Thus much I told Madame de Chevreuse, but her answer cheered me, and said much for my late cousin's prudence.
"Nay," she cried. "Marion was ever shrewd. Knowing that men who live by the sword, as you have lived, are often wont to die by the sword,--and that suddenly at times,--he has made provision that in the event of your being dead his estates shall come to me, who have been the most indulgent of his relatives. This, my dear Gaston, has already taken place, for we believed you dead; and therein fortune has been kind to you, for now, while receiving the revenues of your lands--which the world will look upon as mine--I shall contrive that they reach you wherever you may be, until such a time as you may elect to come to life again."
Now but for the respect in which I held her, I could have taken the pretty Duchesse in my arms and kissed her.

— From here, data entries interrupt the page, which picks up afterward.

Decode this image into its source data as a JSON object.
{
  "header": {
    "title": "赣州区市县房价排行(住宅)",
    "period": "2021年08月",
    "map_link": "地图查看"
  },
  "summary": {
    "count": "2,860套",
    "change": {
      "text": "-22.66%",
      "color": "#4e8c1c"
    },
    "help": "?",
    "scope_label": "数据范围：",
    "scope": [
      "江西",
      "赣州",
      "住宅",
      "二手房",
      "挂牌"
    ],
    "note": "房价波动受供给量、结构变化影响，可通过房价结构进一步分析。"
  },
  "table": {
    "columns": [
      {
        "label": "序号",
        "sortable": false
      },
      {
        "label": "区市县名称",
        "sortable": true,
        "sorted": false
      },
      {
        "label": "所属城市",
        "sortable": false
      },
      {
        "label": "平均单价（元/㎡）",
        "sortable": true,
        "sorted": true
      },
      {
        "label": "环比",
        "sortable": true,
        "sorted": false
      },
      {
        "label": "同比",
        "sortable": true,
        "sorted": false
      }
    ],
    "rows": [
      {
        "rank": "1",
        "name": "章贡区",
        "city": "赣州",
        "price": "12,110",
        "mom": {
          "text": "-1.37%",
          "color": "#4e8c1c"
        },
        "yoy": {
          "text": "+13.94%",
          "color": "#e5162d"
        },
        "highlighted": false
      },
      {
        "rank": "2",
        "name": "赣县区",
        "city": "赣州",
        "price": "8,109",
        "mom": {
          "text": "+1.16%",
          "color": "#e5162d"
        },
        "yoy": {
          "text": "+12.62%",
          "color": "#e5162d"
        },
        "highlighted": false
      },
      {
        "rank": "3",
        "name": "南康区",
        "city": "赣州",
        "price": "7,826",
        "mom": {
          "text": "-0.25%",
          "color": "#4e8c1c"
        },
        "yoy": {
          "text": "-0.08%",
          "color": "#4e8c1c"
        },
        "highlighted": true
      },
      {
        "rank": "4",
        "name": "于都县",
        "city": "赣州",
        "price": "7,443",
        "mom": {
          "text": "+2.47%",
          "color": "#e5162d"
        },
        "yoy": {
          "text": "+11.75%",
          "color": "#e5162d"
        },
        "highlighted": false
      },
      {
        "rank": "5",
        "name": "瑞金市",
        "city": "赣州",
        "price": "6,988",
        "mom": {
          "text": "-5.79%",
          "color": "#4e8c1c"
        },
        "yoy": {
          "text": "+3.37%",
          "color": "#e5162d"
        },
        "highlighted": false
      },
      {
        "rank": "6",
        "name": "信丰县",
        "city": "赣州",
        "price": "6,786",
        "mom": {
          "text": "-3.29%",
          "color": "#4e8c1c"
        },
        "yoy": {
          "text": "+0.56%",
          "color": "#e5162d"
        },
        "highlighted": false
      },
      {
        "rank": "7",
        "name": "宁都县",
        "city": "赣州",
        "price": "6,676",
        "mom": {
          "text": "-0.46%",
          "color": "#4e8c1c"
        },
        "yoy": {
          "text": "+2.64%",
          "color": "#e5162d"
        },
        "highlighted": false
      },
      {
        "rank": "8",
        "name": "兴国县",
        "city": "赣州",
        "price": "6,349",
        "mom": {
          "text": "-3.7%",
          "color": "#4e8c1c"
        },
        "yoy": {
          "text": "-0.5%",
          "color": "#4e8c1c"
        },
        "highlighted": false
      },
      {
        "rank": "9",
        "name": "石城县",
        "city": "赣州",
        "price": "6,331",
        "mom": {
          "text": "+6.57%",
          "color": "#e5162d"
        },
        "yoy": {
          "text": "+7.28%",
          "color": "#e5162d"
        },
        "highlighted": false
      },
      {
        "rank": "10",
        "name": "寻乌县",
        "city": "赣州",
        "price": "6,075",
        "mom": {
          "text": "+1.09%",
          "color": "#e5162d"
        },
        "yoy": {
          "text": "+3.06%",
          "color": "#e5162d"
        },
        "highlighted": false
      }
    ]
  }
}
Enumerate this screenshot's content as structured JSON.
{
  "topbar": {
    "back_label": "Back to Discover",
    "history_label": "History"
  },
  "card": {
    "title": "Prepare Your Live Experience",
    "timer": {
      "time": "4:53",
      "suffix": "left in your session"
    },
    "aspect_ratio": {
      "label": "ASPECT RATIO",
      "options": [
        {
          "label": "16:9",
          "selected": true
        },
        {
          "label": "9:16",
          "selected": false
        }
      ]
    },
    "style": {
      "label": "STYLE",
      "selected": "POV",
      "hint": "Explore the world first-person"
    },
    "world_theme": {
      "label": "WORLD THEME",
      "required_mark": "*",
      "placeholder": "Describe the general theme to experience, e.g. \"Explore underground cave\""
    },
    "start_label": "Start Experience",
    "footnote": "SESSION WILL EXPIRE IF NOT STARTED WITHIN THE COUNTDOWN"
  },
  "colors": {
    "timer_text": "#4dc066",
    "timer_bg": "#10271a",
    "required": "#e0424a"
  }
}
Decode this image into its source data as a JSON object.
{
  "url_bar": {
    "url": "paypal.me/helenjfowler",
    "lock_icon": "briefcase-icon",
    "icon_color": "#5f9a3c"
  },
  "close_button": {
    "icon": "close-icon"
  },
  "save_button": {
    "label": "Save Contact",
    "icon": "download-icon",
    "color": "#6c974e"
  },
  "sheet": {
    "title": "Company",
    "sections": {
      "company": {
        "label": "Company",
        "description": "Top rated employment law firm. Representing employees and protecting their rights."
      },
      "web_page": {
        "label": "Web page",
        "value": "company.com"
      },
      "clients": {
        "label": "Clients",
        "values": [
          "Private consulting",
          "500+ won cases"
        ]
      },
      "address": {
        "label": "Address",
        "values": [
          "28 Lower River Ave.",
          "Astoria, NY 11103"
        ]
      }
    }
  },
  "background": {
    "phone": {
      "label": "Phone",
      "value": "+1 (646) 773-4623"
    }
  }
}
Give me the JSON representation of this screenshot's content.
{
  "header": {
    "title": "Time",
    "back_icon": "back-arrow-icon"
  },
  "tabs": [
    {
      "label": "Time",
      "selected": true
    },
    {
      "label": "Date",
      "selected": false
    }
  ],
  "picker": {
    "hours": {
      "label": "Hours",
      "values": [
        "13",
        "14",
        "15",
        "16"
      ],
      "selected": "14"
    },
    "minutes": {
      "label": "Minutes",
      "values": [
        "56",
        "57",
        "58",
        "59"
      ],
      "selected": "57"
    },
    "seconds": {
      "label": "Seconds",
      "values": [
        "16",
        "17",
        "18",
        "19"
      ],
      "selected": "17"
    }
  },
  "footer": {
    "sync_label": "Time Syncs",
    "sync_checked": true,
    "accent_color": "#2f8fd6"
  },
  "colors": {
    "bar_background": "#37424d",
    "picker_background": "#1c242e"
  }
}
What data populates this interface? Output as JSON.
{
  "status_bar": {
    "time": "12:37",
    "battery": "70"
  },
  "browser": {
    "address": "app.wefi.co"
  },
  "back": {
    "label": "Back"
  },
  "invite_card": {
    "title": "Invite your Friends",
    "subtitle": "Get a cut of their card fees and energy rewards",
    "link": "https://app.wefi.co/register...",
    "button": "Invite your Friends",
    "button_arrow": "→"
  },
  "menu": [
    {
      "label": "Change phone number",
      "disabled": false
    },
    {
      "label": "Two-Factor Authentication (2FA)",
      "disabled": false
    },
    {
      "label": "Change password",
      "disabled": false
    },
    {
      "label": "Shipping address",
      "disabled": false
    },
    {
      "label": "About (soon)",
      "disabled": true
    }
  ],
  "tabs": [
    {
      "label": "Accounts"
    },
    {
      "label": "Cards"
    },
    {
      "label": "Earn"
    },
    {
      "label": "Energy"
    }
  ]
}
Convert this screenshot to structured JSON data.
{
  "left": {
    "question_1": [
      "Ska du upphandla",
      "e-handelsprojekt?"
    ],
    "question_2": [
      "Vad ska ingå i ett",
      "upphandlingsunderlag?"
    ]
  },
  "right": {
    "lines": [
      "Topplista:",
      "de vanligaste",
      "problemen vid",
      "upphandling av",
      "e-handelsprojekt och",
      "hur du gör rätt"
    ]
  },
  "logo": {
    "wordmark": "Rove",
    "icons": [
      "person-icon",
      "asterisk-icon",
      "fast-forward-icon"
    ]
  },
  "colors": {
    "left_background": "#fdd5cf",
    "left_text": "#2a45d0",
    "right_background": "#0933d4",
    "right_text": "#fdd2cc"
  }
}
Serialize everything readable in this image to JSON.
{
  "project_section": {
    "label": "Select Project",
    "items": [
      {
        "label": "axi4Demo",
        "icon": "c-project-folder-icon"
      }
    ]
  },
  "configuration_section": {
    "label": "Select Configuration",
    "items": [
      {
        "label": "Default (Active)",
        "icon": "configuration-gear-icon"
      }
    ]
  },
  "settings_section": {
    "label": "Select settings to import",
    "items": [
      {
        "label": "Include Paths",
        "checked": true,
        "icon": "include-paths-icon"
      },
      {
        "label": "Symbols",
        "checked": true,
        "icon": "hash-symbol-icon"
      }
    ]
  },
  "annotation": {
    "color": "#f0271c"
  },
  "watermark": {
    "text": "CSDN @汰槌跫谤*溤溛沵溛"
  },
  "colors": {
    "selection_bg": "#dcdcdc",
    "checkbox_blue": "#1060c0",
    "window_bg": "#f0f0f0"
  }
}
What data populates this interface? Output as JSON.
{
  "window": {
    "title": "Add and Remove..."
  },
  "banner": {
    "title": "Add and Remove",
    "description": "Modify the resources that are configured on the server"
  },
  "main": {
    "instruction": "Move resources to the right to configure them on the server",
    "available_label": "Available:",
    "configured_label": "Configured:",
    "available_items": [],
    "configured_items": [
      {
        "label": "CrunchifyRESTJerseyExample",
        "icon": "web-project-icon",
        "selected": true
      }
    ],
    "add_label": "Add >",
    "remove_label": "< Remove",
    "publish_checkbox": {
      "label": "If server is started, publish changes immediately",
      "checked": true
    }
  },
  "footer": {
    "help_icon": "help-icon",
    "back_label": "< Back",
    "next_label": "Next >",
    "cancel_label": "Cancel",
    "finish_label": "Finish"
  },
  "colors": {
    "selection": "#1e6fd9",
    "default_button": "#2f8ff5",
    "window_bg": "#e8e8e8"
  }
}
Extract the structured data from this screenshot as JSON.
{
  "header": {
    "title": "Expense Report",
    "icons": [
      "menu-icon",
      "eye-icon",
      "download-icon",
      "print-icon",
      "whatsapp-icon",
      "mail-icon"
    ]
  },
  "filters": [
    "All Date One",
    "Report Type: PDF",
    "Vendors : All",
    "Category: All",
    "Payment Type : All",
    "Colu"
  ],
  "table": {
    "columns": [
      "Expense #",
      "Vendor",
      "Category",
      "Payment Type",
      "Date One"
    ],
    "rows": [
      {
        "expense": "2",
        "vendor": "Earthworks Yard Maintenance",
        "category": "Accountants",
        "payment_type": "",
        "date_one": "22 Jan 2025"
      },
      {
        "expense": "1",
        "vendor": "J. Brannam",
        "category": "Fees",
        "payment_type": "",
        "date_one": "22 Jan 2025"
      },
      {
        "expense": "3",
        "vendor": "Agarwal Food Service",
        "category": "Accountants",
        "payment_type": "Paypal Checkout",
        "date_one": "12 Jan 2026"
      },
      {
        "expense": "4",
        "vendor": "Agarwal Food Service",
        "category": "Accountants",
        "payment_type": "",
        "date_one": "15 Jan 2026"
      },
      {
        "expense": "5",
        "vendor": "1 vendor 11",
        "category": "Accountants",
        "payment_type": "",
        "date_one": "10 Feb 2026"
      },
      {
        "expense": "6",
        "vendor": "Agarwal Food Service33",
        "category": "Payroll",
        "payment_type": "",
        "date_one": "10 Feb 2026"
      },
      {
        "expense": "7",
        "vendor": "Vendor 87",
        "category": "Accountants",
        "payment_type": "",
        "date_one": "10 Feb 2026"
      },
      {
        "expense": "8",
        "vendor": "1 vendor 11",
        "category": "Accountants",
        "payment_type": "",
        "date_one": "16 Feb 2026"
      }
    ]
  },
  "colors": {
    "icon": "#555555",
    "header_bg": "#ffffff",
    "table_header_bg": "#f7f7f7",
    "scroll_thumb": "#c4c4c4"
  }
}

Restraining myself, however, I contented myself by kissing her hand, and told her of the journey I was going, then craved another boon of her. No matter what the issue of that journey, and whether I went alone or accompanied, I was determined to quit France and repair to Spain. There I would abide until the Parliament, the Court, or the knife of some chance assassin, or even Nature herself should strip Mazarin of his power.
Now, at the Court of Spain it was well known that my aunt's influence was vast, and so, the boon I craved was that she should aid me to a position in the Spanish service that would allow me during my exile to find occupation and perchance renown. To this my aunt most graciously acceded, and when at length I took my leave--with such gratitude in my heart that what words I could think of seemed but clumsily to express it--I bore in the breast of my doublet a letter to Don Juan de Cordova--a noble of great prominence at the Spanish Court--and in the pocket of my haut-de-chausses a rouleau of two hundred gold pistoles, as welcome as they were heavy.